Intravenous
bisphosphonates are the preferred treatment to prevent skeletal complications for patients with
breast cancer and bone
metastases.
Pamidronate, a single-
nitrogen bisphosphonate, was the early standard of care for such patients based on 2 large, placebo-controlled trials involving 754 patients.

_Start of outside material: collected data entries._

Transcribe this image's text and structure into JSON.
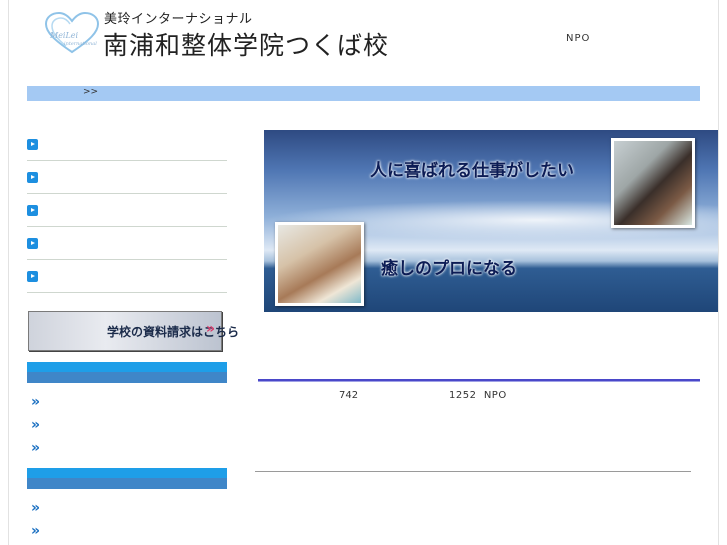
{
  "header": {
    "logo_name": "heart-logo",
    "subtitle": "美玲インターナショナル",
    "title": "南浦和整体学院つくば校",
    "npo": "NPO"
  },
  "breadcrumb": {
    "arrow": ">>"
  },
  "nav": {
    "items": [
      "",
      "",
      "",
      "",
      ""
    ]
  },
  "request_button": {
    "label": "学校の資料請求はこちら",
    "arrow": "»"
  },
  "sections": [
    {
      "links": [
        "»",
        "»",
        "»"
      ]
    },
    {
      "links": [
        "»",
        "»"
      ]
    }
  ],
  "hero": {
    "line1": "人に喜ばれる仕事がしたい",
    "line2": "癒しのプロになる"
  },
  "info": {
    "num1": "742",
    "num2": "1252",
    "npo": "NPO"
  },
  "colors": {
    "breadcrumb_bar": "#a4c9f3",
    "accent_blue": "#1e9ee8",
    "rule": "#4a48c9"
  }
}
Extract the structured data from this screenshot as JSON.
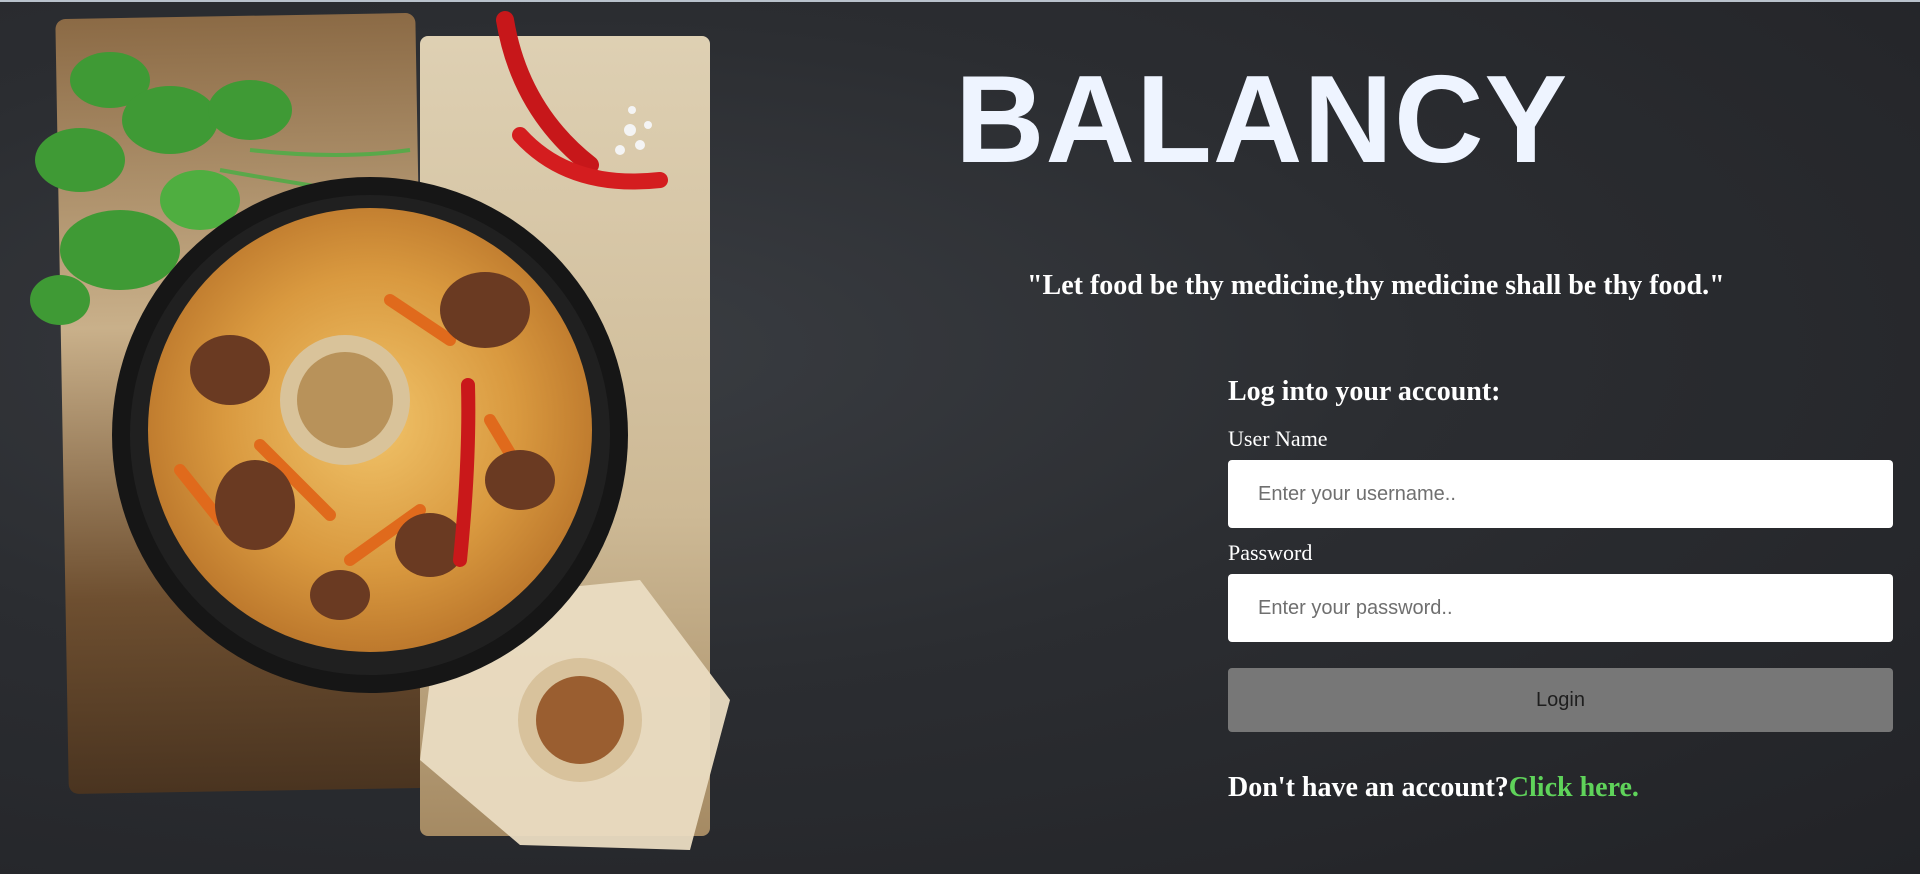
{
  "app": {
    "brand": "BALANCY",
    "quote": "\"Let food be thy medicine,thy medicine shall be thy food.\""
  },
  "login": {
    "heading": "Log into your account:",
    "username_label": "User Name",
    "username_placeholder": "Enter your username..",
    "password_label": "Password",
    "password_placeholder": "Enter your password..",
    "login_button": "Login",
    "signup_prompt": "Don't have an account?",
    "signup_link": "Click here."
  },
  "colors": {
    "background": "#2b2d31",
    "title": "#eef4ff",
    "link": "#5fd35a",
    "button": "#777777"
  },
  "icons": [
    "food-plate-illustration"
  ]
}
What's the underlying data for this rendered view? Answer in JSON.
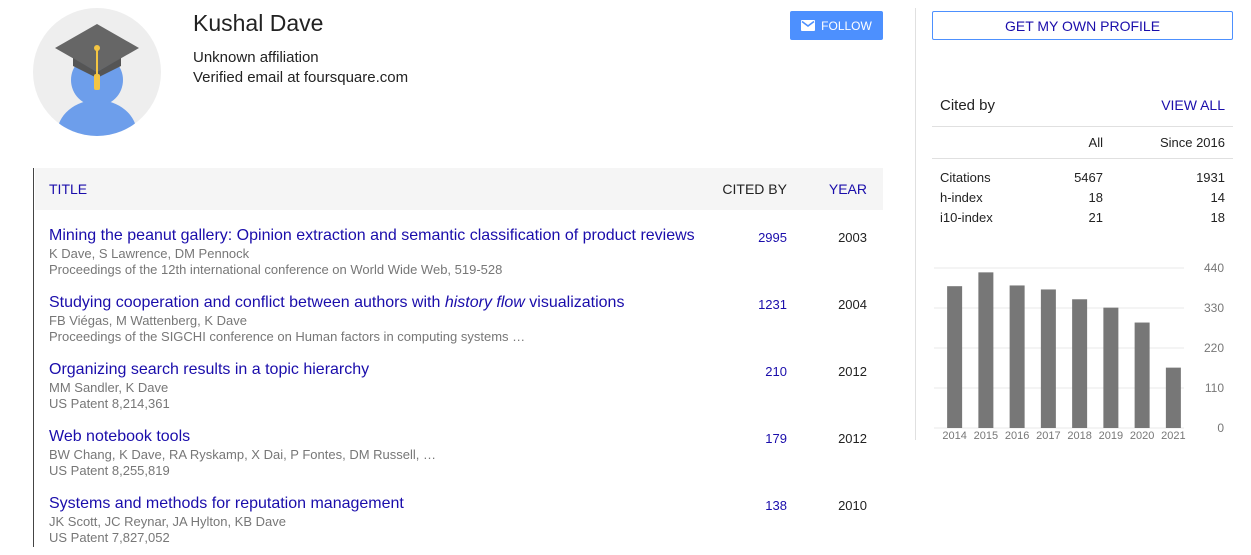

Zoledronic acid, a new-generation
bisphosphonate containing 2 nitrogens, was evaluated
in 1130 patients with
breast cancer in a large, randomized, comparative, phase III trial with
pamidronate. At 25 months,
zoledronic acid (4 mg) significantly reduced the overall risk of developing a skeletal-related event (SRE) by an additional 20% versus 90 mg
pamidronate by multiple-event analysis. Furthermore,
zoledronic acid was at least as effective as
pamidronate in reducing the proportion of patients with > or = 1 SRE and in delaying the onset of SREs. Moreover, a retrospective subset analysis of 352 patients with > or = 1 osteolytic lesion proved
zoledronic acid more effective than
pamidronate in reducing the risk and delaying the onset of SREs. Intravenous
ibandronate (6 mg via 1-2-hour infusion) was evaluated in a placebo-controlled, phase III trial of 466 patients and was significantly more effective than placebo in reducing the number of 12-week treatment periods in which an SRE occurred. The safety profiles among all intravenous
bisphosphonates were similar; patients treated with intravenous
bisphosphonates reported notably less bone
pain but a higher incidence of mild to moderate transient infusion-related adverse events (eg,
nausea,
vomiting,
myalgia, and
anorexia) compared with placebo. In summary, intravenous
bisphosphonates are effective for the treatment of bone
metastases in patients with
breast cancer and have similar safety profiles, but the shorter infusion time and greater efficacy of
zoledronic acid in reducing overall skeletal morbidity provide advantages over other available agents.